New York City guitarist Stew Cutler‘s sixth album Every Sunday Night is a long-steeped brew of soul, jazz, and blues-rock including several tracks with vocals by local soul man Bobby Harden. Harden’s presence is likely to make any recording worth a listen (or any gig worth the cover charge). But the opening track, “The Grind,” is one of several instrumental originals on the album, and it sets a powerful smoky tone all its own, thanks partly to smooth organ playing from its co-writer Nick Semrad.
Drummer Bill McClellan charges the otherwise jazzy and easygoing original “Gumbo Trane” with a gentle funk-rock fizz, but the track’s main appeal lies in Cutler’s inspired soloing. Julian Pollack lays down a tasty stuttering organ solo, and contributes to a fun rhythm rave-up in this Trane’s caboose.

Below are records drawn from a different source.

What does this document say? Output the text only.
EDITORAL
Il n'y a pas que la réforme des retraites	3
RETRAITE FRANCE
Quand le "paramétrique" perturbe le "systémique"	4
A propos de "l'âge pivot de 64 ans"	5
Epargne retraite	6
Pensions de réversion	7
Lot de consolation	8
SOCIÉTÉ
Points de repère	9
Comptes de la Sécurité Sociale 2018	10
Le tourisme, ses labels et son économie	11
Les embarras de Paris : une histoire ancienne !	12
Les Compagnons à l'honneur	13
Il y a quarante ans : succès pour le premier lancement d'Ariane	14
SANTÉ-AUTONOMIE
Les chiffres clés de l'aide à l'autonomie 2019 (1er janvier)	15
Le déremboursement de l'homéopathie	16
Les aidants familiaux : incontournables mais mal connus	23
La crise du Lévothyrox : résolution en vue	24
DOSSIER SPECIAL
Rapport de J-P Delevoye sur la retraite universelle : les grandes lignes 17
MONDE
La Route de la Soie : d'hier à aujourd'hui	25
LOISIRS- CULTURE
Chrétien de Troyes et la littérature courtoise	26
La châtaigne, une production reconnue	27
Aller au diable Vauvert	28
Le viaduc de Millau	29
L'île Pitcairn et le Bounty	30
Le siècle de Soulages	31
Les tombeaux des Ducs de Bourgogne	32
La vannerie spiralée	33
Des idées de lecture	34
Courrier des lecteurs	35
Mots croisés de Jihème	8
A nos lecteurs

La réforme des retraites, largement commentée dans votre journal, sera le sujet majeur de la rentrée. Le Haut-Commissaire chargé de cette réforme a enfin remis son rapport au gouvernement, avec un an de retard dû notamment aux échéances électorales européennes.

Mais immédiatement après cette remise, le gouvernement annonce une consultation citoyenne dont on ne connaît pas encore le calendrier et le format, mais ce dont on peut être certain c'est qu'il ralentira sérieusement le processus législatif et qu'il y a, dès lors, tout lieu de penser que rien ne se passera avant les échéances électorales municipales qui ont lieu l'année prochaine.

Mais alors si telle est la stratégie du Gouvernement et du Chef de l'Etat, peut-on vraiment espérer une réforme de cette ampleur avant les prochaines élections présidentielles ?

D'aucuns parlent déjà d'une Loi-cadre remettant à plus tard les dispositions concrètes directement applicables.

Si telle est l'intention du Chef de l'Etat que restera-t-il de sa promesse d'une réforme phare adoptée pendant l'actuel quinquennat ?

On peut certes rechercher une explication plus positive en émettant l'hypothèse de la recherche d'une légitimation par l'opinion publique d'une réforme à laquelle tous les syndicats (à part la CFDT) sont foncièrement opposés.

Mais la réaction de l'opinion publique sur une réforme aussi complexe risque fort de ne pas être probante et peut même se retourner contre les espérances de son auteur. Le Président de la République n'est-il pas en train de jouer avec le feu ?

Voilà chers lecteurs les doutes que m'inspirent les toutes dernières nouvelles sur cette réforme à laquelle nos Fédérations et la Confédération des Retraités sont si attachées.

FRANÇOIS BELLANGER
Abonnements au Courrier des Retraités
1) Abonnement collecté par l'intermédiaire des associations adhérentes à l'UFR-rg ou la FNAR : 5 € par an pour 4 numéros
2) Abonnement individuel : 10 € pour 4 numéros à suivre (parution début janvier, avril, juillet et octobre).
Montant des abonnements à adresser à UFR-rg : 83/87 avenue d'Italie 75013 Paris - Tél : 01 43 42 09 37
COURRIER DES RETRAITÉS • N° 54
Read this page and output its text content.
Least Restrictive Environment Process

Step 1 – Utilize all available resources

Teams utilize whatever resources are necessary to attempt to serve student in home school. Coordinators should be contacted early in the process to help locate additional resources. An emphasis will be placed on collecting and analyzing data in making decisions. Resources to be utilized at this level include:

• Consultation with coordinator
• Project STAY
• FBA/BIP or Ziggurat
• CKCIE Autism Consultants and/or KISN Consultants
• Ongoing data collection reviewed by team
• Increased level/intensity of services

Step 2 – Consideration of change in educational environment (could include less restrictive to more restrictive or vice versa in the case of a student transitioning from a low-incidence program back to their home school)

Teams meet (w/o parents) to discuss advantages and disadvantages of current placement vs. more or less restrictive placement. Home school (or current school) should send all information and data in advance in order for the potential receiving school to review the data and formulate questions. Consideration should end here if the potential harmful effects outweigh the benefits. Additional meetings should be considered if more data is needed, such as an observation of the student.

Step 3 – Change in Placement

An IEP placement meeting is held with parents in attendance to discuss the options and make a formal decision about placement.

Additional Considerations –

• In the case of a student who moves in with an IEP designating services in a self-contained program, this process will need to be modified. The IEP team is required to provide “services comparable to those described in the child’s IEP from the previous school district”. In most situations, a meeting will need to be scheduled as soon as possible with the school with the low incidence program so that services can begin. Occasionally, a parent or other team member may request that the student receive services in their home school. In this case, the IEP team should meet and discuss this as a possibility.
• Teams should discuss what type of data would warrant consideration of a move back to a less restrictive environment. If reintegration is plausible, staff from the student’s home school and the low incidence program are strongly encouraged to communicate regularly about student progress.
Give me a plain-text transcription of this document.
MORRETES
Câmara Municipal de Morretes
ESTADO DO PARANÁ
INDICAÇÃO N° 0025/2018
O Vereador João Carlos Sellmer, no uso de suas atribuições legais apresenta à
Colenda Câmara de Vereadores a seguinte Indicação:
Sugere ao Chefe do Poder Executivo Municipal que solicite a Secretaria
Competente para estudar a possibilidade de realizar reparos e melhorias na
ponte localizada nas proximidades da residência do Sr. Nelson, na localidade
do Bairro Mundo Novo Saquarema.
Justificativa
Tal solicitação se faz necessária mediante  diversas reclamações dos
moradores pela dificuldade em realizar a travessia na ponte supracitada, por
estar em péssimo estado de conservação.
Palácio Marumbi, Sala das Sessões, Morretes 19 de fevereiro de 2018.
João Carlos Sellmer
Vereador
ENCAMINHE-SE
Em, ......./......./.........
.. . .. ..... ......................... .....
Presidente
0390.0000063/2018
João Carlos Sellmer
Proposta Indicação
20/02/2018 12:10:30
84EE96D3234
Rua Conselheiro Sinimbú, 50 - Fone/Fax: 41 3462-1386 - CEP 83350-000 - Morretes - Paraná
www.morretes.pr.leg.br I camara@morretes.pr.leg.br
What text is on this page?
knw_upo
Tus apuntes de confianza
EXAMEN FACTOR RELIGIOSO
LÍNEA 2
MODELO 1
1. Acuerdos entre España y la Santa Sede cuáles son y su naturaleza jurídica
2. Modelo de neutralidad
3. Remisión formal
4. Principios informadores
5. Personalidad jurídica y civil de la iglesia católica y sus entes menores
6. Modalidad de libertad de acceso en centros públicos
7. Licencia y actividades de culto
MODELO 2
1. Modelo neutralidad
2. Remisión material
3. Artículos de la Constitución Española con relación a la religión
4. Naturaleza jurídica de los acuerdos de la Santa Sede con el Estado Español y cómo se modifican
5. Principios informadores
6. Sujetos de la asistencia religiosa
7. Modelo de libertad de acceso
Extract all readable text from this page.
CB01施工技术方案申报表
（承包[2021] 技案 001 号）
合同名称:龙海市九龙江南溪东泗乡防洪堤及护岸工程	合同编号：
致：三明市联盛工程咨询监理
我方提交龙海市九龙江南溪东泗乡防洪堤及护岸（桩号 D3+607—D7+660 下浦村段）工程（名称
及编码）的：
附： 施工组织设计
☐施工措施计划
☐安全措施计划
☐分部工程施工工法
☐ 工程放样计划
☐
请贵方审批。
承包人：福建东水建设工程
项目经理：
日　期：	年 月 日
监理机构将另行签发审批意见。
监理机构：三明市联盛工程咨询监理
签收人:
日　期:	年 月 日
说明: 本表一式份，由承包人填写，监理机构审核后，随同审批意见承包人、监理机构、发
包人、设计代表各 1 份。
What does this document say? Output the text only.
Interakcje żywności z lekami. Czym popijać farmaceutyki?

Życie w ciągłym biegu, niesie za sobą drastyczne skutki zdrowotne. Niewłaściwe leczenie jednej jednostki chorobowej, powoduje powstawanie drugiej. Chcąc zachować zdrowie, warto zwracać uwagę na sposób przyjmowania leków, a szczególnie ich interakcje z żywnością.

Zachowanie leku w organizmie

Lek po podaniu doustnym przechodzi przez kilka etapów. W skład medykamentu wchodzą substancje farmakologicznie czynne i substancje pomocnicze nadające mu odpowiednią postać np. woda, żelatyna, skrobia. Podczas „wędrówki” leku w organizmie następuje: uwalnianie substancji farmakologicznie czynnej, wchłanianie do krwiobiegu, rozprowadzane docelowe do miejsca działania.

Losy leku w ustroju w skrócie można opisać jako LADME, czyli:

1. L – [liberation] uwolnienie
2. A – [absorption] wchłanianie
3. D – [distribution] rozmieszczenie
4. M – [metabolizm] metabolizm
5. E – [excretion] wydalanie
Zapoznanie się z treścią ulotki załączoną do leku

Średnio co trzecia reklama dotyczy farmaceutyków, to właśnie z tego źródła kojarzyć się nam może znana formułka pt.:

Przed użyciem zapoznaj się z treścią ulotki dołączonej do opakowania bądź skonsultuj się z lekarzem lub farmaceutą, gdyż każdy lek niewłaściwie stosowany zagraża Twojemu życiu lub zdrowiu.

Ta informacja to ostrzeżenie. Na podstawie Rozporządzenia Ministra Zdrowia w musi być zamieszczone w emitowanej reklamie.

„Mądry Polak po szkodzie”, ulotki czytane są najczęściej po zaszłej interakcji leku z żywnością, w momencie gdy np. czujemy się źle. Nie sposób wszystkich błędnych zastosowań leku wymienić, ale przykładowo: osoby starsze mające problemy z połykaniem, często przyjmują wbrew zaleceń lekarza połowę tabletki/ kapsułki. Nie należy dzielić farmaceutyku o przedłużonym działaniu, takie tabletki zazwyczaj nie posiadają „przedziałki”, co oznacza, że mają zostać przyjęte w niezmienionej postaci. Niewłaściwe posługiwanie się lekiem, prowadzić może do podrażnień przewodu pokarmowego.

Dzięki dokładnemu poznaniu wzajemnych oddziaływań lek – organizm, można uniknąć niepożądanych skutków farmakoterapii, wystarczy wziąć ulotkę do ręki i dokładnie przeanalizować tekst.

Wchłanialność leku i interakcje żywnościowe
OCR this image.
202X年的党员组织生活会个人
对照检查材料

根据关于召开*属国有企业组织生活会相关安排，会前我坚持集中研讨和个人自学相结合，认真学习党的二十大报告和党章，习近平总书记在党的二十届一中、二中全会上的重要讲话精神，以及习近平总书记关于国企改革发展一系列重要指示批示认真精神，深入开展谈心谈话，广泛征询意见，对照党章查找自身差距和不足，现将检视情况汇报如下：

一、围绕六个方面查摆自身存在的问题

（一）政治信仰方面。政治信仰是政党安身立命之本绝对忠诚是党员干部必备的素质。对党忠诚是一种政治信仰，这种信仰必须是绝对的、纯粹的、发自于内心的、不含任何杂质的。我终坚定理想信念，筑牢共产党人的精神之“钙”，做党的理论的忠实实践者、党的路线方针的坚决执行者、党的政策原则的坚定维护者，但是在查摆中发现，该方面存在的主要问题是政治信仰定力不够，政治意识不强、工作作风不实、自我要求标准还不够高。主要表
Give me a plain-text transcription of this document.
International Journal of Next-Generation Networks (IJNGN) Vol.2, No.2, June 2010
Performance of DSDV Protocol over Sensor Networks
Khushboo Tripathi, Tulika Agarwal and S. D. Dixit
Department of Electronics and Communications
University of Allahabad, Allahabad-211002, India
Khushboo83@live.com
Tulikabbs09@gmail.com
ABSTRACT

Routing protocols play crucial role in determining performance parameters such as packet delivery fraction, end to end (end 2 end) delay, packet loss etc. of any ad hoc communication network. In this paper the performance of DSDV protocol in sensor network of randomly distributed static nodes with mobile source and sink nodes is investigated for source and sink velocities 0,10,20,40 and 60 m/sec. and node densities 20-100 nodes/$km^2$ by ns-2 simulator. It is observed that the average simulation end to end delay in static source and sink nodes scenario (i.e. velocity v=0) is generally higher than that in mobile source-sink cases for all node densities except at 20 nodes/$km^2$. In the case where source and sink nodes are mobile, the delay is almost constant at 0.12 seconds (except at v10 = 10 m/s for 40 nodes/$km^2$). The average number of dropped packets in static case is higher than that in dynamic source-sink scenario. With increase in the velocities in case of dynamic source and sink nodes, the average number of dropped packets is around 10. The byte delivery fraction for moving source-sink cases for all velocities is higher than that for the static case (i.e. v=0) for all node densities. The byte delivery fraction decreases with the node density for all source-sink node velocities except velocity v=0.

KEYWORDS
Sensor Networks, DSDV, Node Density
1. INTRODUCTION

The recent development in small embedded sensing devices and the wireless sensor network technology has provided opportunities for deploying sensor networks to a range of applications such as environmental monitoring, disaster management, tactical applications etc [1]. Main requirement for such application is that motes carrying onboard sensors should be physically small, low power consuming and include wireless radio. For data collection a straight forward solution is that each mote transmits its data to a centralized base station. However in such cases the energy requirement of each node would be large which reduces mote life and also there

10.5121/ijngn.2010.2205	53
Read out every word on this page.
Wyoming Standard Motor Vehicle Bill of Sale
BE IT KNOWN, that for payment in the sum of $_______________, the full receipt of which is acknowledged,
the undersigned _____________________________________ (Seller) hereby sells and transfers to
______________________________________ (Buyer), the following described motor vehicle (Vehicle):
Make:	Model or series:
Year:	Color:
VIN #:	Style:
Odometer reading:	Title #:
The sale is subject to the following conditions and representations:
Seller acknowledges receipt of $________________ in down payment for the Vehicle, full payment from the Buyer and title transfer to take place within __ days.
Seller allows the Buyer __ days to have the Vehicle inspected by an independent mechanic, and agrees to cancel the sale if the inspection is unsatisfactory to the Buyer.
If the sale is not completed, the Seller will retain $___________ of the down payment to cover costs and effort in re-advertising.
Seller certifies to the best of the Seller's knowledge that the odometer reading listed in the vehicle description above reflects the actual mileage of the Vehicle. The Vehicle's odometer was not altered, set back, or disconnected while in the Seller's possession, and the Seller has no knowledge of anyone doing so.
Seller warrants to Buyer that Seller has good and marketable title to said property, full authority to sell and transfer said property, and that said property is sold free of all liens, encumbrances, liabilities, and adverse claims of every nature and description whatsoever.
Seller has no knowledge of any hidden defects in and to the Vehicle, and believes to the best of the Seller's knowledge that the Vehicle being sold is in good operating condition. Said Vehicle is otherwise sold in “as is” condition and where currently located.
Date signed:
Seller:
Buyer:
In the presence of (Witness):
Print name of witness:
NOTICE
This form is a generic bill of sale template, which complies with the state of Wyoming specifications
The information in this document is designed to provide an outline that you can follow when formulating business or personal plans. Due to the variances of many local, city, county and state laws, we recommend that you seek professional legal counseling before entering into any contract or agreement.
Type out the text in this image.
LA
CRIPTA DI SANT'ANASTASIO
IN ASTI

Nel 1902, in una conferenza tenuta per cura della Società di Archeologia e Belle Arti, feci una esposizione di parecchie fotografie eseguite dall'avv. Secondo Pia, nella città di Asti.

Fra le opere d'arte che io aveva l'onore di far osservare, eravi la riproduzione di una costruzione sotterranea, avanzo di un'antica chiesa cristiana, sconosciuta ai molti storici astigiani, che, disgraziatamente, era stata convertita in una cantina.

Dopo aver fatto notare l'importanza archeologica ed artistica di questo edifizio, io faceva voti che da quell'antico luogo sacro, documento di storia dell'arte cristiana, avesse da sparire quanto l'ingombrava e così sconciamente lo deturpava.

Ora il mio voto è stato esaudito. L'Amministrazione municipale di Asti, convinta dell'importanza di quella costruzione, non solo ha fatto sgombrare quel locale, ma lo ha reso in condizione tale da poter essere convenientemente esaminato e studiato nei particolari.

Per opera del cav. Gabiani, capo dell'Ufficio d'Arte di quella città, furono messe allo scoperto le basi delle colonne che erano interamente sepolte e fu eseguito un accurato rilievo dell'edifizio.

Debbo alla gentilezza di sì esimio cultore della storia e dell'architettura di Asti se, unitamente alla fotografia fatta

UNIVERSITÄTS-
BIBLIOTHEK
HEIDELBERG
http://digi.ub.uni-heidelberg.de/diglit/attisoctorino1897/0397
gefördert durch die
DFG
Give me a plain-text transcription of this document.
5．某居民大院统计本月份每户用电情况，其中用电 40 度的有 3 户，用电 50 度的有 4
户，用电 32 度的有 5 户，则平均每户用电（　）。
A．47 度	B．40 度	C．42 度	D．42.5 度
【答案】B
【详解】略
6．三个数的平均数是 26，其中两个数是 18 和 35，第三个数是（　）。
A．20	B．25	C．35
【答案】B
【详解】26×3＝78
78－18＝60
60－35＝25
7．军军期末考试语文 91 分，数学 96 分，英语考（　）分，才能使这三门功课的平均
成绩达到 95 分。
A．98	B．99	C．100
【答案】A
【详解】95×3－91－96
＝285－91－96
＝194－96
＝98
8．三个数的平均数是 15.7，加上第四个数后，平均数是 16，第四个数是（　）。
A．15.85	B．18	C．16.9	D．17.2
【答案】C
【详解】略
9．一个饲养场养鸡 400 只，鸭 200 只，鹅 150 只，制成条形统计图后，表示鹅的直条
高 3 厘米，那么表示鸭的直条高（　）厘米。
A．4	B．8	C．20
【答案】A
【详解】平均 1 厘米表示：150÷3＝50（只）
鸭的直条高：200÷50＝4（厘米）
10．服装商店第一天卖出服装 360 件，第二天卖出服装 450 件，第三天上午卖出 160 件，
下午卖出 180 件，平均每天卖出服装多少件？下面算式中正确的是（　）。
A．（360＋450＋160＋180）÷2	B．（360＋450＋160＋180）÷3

Harden joins the band first on the dark, prickly “Before I Go,” a blues number that sounds a bit as if Otis Redding had joined forces with Son Seals. Harden then channels the roots of gospel in the Allman Brothers’ “Not My Cross to Bear,” which centers on an otherworldly solo from Cutler. The guitarist is equally inspired on the instrumental original “Brookline” with its straightforward melody and occasional tongue-in-cheek rhythmic surprise. Among its other virtues, this album is a lot of fun, no doubt in part because it was recorded almost-live.
There isn’t much to the gospel-rooted blues-rock of “TV Preacher,” and the band’s super-slow take on the Sam and Dave classic “When Something is Wrong with My Baby” feels at first like it might be running on empty. But once the voices of Harden and guest JT Bowen join in harmony the track takes flight. Bowen takes a verse, Cutler contributes a deliciously languid solo, and the two singers’ differing styles – Harden sweet and impassioned, Bowen rough and raw – turn the soul nugget into a new animal, almost painfully laden with emotional depth.
The concise album closes with a charming ’60s-style instrumental with a light Dave Brubeck-type touch – though like everything Cutler and his band take up here, it evolves into a masterwork of rhythm and improvisation – followed by a smoking guitar-solo excerpt from an actual live performance, presumably one of the band’s sets at Arthur’s Tavern. The latter isn’t necessary; the album tracks are more than enough of a treat to make you want to catch Stew Cutler & Friends in action. Meantime, pick up Every Sunday Night for the good vibes, good times, and musicianship that’s fluid and sharp, expert and humane. It will be available beginning September 15.